From WILLA Literary Award-winning author Jaimee Wriston comes a novel for fans of Jami Attenberg and Elizabeth Strout about a former model whose undisciplined granddaughter turns her fastidious, controlled life upside down, forcing her to confront what she values.
Amelia MacQueen has lost her favorite son, Gavin, to a suspicious drowning, for which her daughter-in-law has been convicted. She’s been awarded temporary custody of Gavin and Cassie's twelve-year-old daughter, Heaven, a name that makes Amelia cringe. Reluctantly, she takes Heaven in, but asks the girl to call her Grandmelia instead of Grandma, a name that doesn't make Amelia feel quite so old.
The daughter of drug addicts, who has long been left to her own devices, Heaven does not appreciate her grandmother’s constant critical ministrations, and the pair quickly butt heads. She instead bonds with Uncle Daniel, Amelia's older, agoraphobic son, who never leaves his bedroom. Through the wall between their rooms, Daniel spins Celtic tales for Heaven from the Isle of Skye, where the family's ancestors lived, including fifteen-year-old Maggie, who mysteriously disappeared crossing the Atlantic many years ago.
Heaven decides that the best way to deal with bullying at school is to become a siren from one of Uncle Daniels's stories. She sings "drowning songs" in the swim team pool, luring mean girl Bethany Harrison under at the deep end. Then, Amelia comes home one day to find her granddaughter serving Oreos to the cops who picked her up for "snaking" junk food from the neighborhood.
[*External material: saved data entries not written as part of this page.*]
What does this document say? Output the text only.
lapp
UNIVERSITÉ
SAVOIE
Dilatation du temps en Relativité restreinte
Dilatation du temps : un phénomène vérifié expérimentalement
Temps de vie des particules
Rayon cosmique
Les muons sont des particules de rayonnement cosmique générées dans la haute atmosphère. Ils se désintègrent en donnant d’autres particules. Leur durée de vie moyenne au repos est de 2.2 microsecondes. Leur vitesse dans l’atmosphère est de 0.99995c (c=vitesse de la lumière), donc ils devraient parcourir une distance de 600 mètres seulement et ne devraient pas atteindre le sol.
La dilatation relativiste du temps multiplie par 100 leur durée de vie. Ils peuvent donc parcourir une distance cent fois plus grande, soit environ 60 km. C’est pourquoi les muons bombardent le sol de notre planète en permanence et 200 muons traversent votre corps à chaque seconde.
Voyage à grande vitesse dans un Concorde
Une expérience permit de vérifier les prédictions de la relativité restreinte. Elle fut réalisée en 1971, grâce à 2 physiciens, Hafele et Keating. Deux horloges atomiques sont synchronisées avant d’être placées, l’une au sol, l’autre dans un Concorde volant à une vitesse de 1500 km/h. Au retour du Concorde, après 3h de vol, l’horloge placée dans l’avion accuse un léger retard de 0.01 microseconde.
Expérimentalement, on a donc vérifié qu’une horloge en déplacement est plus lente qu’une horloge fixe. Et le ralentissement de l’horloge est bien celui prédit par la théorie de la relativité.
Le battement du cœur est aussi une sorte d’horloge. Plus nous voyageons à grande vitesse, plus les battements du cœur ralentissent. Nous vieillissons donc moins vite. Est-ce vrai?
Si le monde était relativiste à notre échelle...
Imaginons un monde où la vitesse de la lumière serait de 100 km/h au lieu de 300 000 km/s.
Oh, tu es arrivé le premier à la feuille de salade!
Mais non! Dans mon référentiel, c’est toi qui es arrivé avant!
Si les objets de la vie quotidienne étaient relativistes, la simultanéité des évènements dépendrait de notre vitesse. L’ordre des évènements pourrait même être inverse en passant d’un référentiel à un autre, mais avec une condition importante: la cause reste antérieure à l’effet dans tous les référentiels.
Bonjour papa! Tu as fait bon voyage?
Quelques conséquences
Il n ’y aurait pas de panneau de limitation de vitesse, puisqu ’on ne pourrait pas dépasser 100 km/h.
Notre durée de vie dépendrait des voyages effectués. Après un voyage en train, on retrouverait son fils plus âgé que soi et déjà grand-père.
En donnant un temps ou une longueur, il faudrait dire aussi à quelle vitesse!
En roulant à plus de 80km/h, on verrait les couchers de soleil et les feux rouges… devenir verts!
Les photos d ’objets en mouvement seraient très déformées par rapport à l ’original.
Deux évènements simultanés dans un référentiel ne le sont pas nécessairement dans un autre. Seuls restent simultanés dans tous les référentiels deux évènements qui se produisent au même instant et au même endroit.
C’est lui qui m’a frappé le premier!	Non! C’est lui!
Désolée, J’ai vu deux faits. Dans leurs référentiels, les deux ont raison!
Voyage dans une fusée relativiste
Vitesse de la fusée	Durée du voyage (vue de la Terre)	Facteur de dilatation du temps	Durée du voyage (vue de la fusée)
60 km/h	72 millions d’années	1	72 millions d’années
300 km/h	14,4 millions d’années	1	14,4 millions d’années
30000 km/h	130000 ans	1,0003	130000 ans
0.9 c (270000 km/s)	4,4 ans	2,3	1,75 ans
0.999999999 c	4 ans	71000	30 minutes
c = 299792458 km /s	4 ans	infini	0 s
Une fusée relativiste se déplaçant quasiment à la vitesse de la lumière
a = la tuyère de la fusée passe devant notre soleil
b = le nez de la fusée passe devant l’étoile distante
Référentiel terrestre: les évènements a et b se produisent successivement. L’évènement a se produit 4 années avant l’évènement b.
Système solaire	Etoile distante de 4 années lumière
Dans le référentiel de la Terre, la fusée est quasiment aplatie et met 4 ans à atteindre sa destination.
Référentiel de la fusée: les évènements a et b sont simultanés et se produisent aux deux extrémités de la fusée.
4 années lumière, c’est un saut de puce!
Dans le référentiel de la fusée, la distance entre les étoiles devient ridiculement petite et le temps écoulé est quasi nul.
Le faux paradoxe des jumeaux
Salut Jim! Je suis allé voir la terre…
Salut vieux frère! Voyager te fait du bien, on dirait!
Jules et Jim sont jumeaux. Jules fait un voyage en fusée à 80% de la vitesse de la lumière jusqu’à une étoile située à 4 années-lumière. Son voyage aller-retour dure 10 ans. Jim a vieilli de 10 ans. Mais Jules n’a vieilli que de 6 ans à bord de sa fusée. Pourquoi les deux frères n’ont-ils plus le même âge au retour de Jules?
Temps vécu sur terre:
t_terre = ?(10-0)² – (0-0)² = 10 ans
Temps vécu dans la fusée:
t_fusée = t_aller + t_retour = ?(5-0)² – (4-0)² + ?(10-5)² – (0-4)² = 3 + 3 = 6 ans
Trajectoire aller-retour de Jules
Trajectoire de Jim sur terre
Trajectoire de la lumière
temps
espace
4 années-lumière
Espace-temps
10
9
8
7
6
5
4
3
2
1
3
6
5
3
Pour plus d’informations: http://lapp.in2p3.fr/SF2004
As much as Amelia loved Gavin, Heaven is the last thing Amelia would have asked for, but when Heaven goes missing during a dangerous storm one night, Amelia is forced to reexamine her outlook on family. In vivid prose, Jaimee Wriston tells a wry multi-generational tale of redemption, exploring the bonds that make and break a family and the transformative power of storytelling.